Reforming Medicaid in light of ACA expansion

In spite of the Supreme Court’s rejection of the Affordable Care Act (ACA)-required penalty for states not choosing to expand their Medicaid population, it is projected that by the close of 2015 more than one-fourth of the U.S. population will be receiving Medicaid benefits. This projected increase is a result of relaxed standards that allow adults under the age of 65 who have income up to 138 percent of the federal poverty level eligible in states that choose to participate.

Twelve of the 15 highest-income states have chosen to participate in Medicaid expansion while only six of the 15 lowest-income states have chosen to expand Medicaid. Certainly, this expansion is tempting for states. After all, the federal government will cover 100 percent of the spending by the newly eligible population and the federal contribution only declines to 90 percent of the cost for the newly eligible population by 2020 and later. However, the expansion leaves little room for individual state innovation and best serves only the highest income states, encouraging population reallocation from states that chose not to participate to those that have opted in.
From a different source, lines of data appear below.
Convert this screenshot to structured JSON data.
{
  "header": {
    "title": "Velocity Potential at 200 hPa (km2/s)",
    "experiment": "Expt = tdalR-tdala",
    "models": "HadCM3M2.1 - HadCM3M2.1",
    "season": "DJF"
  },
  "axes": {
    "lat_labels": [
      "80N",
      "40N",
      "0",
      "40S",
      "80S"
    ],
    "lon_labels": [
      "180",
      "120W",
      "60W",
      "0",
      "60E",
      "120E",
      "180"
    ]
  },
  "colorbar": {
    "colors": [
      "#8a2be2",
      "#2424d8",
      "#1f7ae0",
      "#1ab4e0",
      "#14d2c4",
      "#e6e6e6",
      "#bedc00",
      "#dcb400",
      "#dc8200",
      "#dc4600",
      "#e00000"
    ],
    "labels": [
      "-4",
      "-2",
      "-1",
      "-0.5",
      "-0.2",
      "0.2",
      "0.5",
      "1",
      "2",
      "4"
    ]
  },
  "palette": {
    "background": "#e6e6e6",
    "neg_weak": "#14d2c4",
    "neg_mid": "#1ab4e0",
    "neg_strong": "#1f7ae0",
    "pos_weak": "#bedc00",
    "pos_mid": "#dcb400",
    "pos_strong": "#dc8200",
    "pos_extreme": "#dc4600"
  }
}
On the individual level, the effects of the ACA’s Medicaid expansion are multidimensional. In states that expand Medicaid, there will not be a discontinuity in eligibility at the poverty level. However, there will be a discontinuity between Medicaid coverage at 138 percent of poverty and the insurance available on the exchanges. This discontinuity is either in the form of less complete insurance coverage at low additional expense to the consumer or in the form of higher premiums for comparable coverage. In all states, the tax subsidies are phased out as income rises, which acts as a tax on labor earnings.
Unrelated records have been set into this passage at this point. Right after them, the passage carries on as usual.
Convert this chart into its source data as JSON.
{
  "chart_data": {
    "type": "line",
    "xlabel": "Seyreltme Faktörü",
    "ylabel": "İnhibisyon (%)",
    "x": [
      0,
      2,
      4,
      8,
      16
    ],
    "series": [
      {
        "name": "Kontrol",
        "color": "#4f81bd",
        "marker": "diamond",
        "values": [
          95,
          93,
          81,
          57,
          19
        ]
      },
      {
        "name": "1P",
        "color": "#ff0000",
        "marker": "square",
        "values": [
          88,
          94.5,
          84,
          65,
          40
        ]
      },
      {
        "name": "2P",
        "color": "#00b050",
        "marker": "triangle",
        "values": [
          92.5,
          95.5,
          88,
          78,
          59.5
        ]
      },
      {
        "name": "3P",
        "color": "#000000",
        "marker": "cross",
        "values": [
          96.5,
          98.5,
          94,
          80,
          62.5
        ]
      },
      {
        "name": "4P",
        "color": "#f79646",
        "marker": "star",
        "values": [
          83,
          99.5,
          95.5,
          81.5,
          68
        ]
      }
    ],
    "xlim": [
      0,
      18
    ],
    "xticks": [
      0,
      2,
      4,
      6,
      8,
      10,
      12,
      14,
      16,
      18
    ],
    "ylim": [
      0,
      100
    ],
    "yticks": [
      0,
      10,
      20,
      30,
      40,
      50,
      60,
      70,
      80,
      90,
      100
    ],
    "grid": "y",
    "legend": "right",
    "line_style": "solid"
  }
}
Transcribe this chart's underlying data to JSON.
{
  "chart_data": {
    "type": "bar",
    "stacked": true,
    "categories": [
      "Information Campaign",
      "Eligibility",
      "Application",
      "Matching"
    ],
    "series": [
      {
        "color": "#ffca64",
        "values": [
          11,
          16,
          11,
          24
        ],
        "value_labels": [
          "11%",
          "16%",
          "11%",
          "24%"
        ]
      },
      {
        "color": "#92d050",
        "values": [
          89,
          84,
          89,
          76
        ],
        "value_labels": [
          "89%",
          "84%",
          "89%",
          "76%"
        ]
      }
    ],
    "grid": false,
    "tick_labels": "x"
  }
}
Yet, perhaps the more interesting effect of the differential Medicaid expansion will be revealed through state-to-state migration, affecting both the population as well as individual states. Newly eligible individuals and families will have the incentive to move from states that do not expand coverage to states that have chosen to participate. This effect will be greatest in bordering states that share metropolitan areas but chose differently in regards to expanding Medicaid, for example in the Tri-State area of Pennsylvania, New York and New Jersey, where Pennsylvania opted-out of participating, but New York and New Jersey opted-in.

Without reform, by the end of this decade Medicaid expenditures will be absorbing more than 3.5 percent the nation’s GDP, up from just 2 percent at the turn of the century. Along with the expansion of a myriad of other redistributive programs, programs like this are continuing to make not working more attractive, as is clearly indicated by the alarming fall in the willingness of the working-age population to participate in the labor market.
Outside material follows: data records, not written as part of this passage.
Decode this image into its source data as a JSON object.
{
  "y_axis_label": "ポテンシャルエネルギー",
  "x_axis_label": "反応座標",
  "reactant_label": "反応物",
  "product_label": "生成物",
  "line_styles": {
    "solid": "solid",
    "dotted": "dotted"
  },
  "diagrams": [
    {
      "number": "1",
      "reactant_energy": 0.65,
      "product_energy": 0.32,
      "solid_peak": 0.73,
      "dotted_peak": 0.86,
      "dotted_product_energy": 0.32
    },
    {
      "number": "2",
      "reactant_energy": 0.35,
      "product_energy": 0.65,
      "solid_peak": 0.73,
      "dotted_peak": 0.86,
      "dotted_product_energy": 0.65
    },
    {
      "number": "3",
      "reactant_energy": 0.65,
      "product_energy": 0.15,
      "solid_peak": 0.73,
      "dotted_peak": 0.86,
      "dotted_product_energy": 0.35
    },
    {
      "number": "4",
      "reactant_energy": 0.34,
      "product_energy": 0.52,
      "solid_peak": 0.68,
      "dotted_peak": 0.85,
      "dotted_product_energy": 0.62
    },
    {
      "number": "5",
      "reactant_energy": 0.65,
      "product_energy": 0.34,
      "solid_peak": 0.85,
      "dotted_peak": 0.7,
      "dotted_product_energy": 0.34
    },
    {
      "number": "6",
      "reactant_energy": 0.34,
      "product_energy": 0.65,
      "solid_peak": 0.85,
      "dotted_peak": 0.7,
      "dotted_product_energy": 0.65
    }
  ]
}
If we are to get control of Medicaid, we must unleash the forces of innovation. Specifically, we must recast the Medicaid program to not only allow, but to encourage states to innovate.

What reform would accomplish the goal of allowing states to design their own program? Simple: replace the current federal participation formula with block grants where initially states receive a block grant in the amount they currently receive for Medicaid. Over the course of the first decade the block grants would gradually be adjusted based on the coverage provided and eligibility criteria.

States would be free to innovate in the ways they deliver and structure their Medicaid, but the federal portion of spending would be indexed so per capita Medicaid spending grows at a rate tied to per capita GDP growth. These innovations would likely include the coupling of catastrophic insurance with health savings accounts, somewhat as Indiana has done with its Healthy Indiana Plan.

The expressed intent of the ACA was to extend health insurance coverage to the uninsured. But underlying the expressed intent was the desire by health care providers to shore up their financing of delivered care that is originally uncompensated. The expansion of Medicaid in the ACA was another inefficient way to accomplish the goal of relieving providers of their incurred “bad debts” for emergency room visits by the uninsured.

We can and must do better. Let’s give the states the freedom to design their own Medicaid. The good ideas will win out so long as we don’t continue to subsidize the bad ones.

Thomas R. Saving and Andrew J. Rettenmaier, Texas A&M University

Dr. Thomas R. Saving holds the title of Distinguished Professor of Economics and is director of the Private Enterprise Research Center (PERC) at Texas A&M University. Dr. Andrew J. Rettenmaier, also an economics professor, is executive associate director of PERC. Dr. Rettenmaier, along with Dr. Saving, has presented the Center's Medicare Reform proposal to U.S. Senate Subcommittees and to the National Bipartisan Commission on the Future of Medicare.